Title: AI for Disaster Management
Presenters:
Dr. Rakesh Chandra Balabantaray
Asso. Prof and Dean(Academics), IIIT Bhubaneswar
Dr. Nayan Ranjan Paul
Asst. Professor, Silicon University, Bhubaneswar
Dr. Asutosh Bhoi
Asst. Professor, GITAM University, Visakhapatnam
Overview of Humanitarian Categorization in Disaster Response:
Participants are introduced to the task of classifying disaster-related social media posts into actionable categories such as injured people, infrastructure damage, rescue efforts, and missing individuals. The session highlights the real-world importance of multimodal analysis (tweets + images) for faster decision-making and better allocation of resources during emergencies.
Challenges in Classification:
The discussion covers key issues such as label ambiguity, noise in social media data, semantically unrelated images, and category overlaps that make classification difficult.
Illustrative Real-World Examples:
Several tweet–image pairs from real disaster datasets (e.g., CrisisMMD) are shown to highlight the complexity of multimodal classification. Participants learn to visually and textually interpret the examples to understand their humanitarian relevance.
Python & Environment Setup:
A brief walkthrough to help participants set up the Python programming environment using Google Colab, including the installation of key libraries such as Hugging Face Transformers, Torch, OpenCV, and the import of relevant pretrained models and datasets (e.g., CrisisMMD).

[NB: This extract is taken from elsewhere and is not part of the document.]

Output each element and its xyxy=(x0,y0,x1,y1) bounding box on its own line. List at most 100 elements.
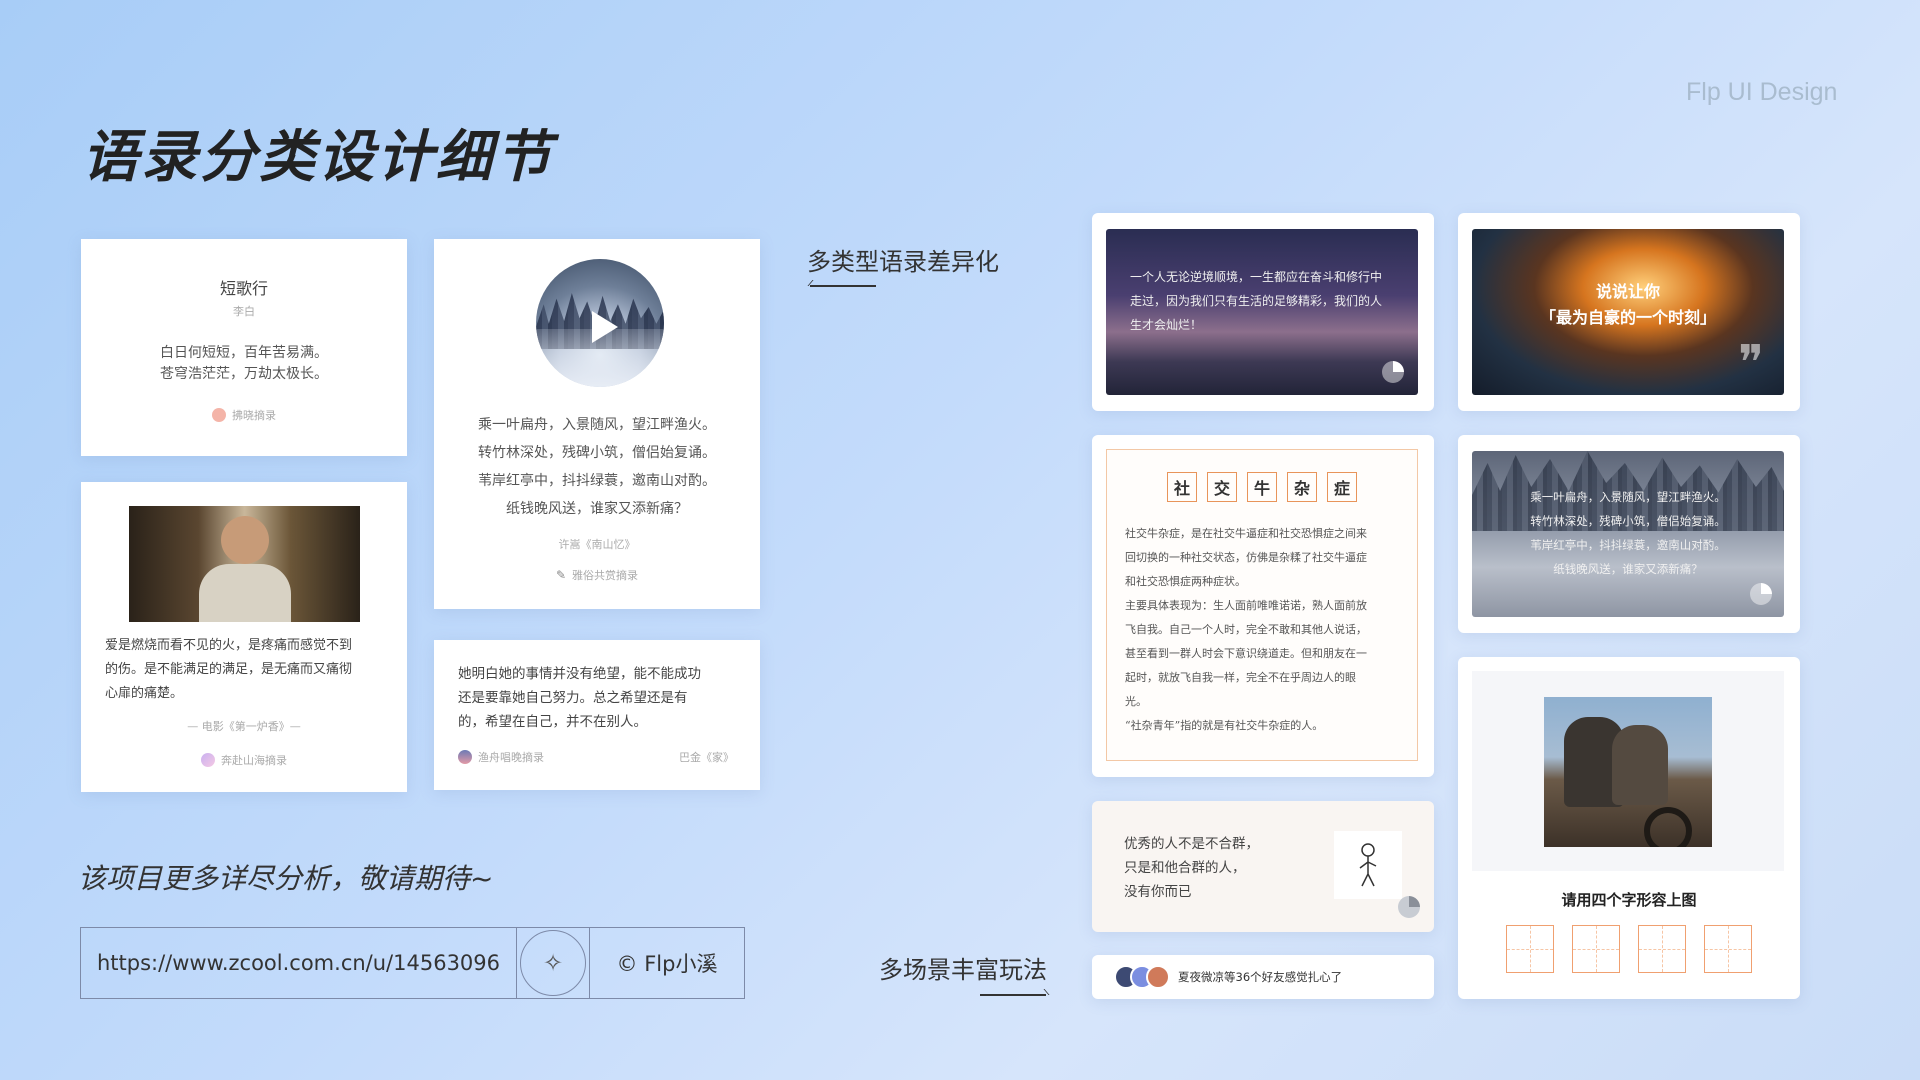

Preprocessing Disaster-Related Text Data:
This segment begins with a focus on the preprocessing of tweet text. Participants will learn how to remove noise such as URLs, hashtags, emojis, and user mentions. The session then introduces basic text normalization steps like lowercasing and punctuation handling, followed by tokenization. Participants will also learn how to generate meaningful vector representations of the cleaned text using pretrained transformer-based models like BERT, which capture contextual and semantic nuances necessary for disaster-related classification.
Image Preprocessing and Feature Extraction:
In this segment, participants will work with the image modality. They will learn how to resize, normalize, and standardize input disaster-related images. Using pretrained CNN models such as ResNet, the session will walk through how to extract high-level features from images, which are then prepared for downstream multimodal modeling. The discussion will include how image features can complement textual signals, especially in categories like “vehicle damage” or “infrastructure collapse.”
Live Hands-On Coding in Google Colab:
The final segment will be a short walkthrough of the provided Colab notebook where participants will execute preprocessing code, generate embeddings, extract features, and build aligned inputs for future sessions.
Session 3: Building Multimodal Classification Models for Humanitarian Categorization (15 minutes)
Understanding Fusion-Based Modelling Strategies:
This session begins with a conceptual overview of how textual and visual information can be combined for effective classification. Participants will learn about three widely used fusion strategies:
Early Fusion, where BERT and ResNet features are concatenated at the embedding level before being passed to a classifier.
Late Fusion, where text and image models operate independently and their predictions are merged at the decision layer.
Hybrid Fusion, which combines intermediate features with multiple levels of interaction.
By the end of this segment, attendees will understand how fusion design impacts model performance, especially in the context of noisy or imbalanced modalities during disasters.
Real-World Implementation with BERT and ResNet:
In this hands-on portion, participants will construct a multimodal model using pretrained BERT for processing tweet text and ResNet for image feature extraction. The two representations will be fused and passed through dense layers to predict one of eight humanitarian categories. Participants will train and evaluate the model on a labeled CrisisMMD subset, using precision, recall, and F1-score as evaluation metrics. The exercise highlights model construction, training loop management, and evaluation strategy in a disaster-response context.
Manual Annotation with Doccano:
This session begins with a live demonstration of Doccano/Label Studio, an open-source annotation tool. Participants will learn how to use it to manually annotate tweet and image with humanitarian labels such as infrastructure damage, injured individuals, or rescue efforts. The demo will guide attendees through uploading a dataset, configuring a multi-label annotation interface, and tagging both textual and visual inputs. This segment emphasizes the importance of high-quality labeled data for training robust multimodal classifiers.
Research Opportunities:
Brief overview of ongoing research in multimodal humanitarian AI, including challenges like multilingual scalability, cross-modal alignment, and lightweight deployment.
Participant Feedback:
Participants share takeaways, raise final questions, and discuss how they plan to use these techniques in their own projects.